Douzone Bizon, a Korean enterprise resource planning (ERP) software provider, said Monday that it held its "2026 Vision Declaration Ceremony" at Douzone Eulji Tower in Jung-gu, Seoul, on May 27.
At the ceremony, the company declared a new management era aligned with global standards through a board restructuring and transition to a co-CEO system, while also unveiling a new slogan.
Douzone Bizon has completed the reorganization of its board, centering on global business experts including Jonas Persson, senior advisor at EQT. EQT, the Swedish private equity firm and Douzone Bizon's largest shareholder, secured a 90% stake in the company on May 26 and said it plans to take steps toward delisting in accordance with relevant regulations. Once the delisting is completed, the company's decision-making structure is expected to become more efficient, providing momentum for the management overhaul.
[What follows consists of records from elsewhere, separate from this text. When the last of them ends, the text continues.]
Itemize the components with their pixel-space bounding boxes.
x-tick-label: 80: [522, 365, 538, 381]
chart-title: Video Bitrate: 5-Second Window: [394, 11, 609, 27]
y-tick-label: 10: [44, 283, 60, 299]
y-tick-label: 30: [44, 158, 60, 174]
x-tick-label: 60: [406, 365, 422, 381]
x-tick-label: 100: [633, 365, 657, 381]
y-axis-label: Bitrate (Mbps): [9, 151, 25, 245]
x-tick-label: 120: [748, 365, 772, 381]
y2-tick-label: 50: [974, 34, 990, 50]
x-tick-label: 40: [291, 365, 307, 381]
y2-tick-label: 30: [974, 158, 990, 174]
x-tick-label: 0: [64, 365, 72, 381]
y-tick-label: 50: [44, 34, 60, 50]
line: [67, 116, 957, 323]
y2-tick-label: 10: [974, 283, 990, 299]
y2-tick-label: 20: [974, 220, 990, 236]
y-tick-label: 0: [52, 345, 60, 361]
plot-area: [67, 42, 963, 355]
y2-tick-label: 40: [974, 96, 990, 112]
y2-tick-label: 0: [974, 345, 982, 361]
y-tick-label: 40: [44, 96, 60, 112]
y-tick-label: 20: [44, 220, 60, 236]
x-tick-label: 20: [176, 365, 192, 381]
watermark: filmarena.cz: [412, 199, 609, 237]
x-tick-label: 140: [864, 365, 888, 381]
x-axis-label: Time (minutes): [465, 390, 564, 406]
Under the new management structure, a co-CEO system was officially launched, led by Vice Chairman Lee Kang-soo of the ERP Platform Business Group (ERPBG) and President Ji Yong-gu of the AX Innovation Business Group (AXIBG). The company plans to focus on a two-track strategy that strengthens market dominance in its existing core businesses while accelerating new business development and global expansion.
Douzone Bizon unveiled its new slogan, "Authentic Innovation, AX and More," encapsulating the new management vision. The slogan represents a commitment to maximizing customer value beyond technological evolution. It also expresses confidence that the company's AI and software competitiveness will lead the digital paradigm transformation of Korean corporate management.
"We will repay the market's trust by investing resources secured through enhanced management efficiency into long-term upgrades of our solutions, top-tier technology and stronger customer service," Vice Chairman Lee said.
"We will lead AI innovation optimized for Korea's industrial sites and become a true AX leader recognized by global standards," President Ji said.